Botnets, as Botconf’s participants know very well, vary significantly. Their goals differ, as well as their TTPs and implementations. Nonetheless, most of them usually share the property of connecting to a remote attack server. In fact, great knowledge of the botnet can be obtained by looking at the command-and-control communication. Once a C2 server is found, a researcher can learn where the attack infrastructure is hosted, what malware is downloaded onto infected machines, and with enough luck, track down the threat actor.
When we first discovered Fritzfrog in our sensors network, we thought it was yet another cryptomining botnet. As part of our research routines, we kept looking for the C2 servers. It took us quite some time to understand that we were not going to find those servers, simply because they did not exist; Fritzfrog was a peer-to-peer (P2P) botnet.

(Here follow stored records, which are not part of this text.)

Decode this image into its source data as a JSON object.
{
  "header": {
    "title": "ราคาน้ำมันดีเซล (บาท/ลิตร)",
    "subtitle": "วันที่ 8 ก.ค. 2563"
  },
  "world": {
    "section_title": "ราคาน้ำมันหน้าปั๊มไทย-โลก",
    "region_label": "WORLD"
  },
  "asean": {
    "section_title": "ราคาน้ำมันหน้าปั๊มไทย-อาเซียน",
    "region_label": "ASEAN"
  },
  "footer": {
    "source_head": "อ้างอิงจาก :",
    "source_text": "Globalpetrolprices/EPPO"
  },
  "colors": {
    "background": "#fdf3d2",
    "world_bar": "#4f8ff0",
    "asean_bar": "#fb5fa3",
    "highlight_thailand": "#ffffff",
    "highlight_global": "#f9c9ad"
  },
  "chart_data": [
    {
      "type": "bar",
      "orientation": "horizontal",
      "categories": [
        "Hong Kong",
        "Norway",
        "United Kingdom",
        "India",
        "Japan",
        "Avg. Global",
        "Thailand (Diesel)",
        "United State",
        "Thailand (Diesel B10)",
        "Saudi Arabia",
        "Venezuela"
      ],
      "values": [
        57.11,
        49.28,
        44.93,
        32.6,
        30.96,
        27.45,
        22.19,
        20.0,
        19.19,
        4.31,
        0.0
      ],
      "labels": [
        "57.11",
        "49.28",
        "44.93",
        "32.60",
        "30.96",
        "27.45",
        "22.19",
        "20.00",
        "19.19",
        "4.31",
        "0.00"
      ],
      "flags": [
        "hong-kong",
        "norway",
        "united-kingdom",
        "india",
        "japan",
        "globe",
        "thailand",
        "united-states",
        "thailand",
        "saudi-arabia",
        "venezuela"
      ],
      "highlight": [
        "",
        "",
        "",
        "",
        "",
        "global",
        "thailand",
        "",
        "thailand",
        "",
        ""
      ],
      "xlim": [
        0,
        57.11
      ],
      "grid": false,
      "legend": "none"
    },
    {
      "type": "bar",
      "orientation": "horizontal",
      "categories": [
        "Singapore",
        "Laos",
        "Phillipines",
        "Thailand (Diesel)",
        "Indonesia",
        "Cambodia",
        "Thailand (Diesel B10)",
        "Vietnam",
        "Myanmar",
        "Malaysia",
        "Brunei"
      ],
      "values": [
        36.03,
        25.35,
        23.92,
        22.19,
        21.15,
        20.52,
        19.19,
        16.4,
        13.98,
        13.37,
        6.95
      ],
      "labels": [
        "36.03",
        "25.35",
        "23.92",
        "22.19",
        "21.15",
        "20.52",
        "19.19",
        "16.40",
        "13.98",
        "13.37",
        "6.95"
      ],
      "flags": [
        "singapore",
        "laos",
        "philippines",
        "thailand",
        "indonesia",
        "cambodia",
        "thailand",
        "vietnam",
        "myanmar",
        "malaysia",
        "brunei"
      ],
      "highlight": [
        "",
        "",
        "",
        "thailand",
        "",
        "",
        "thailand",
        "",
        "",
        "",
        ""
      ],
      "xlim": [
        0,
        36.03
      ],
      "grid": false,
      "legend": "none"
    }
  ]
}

In a P2P botnet, there is no centralized attack server. Control is distributed among the infected machines, or “nodes”, and each node has peers with which it can communicate. Peers can exchange targets, deploy binary files on each other, run scripts remotely, push and get logs from each other, etc.
The concept of P2P botnets is not new; however, it requires strong skills in design and implementation, which is why it’s been mostly used by state-sponsored and APT groups. Fritzfrog demonstrates that this is no longer the case, as P2P botnets are now used by common criminals to get the cryptomining power and access they are used to pursue.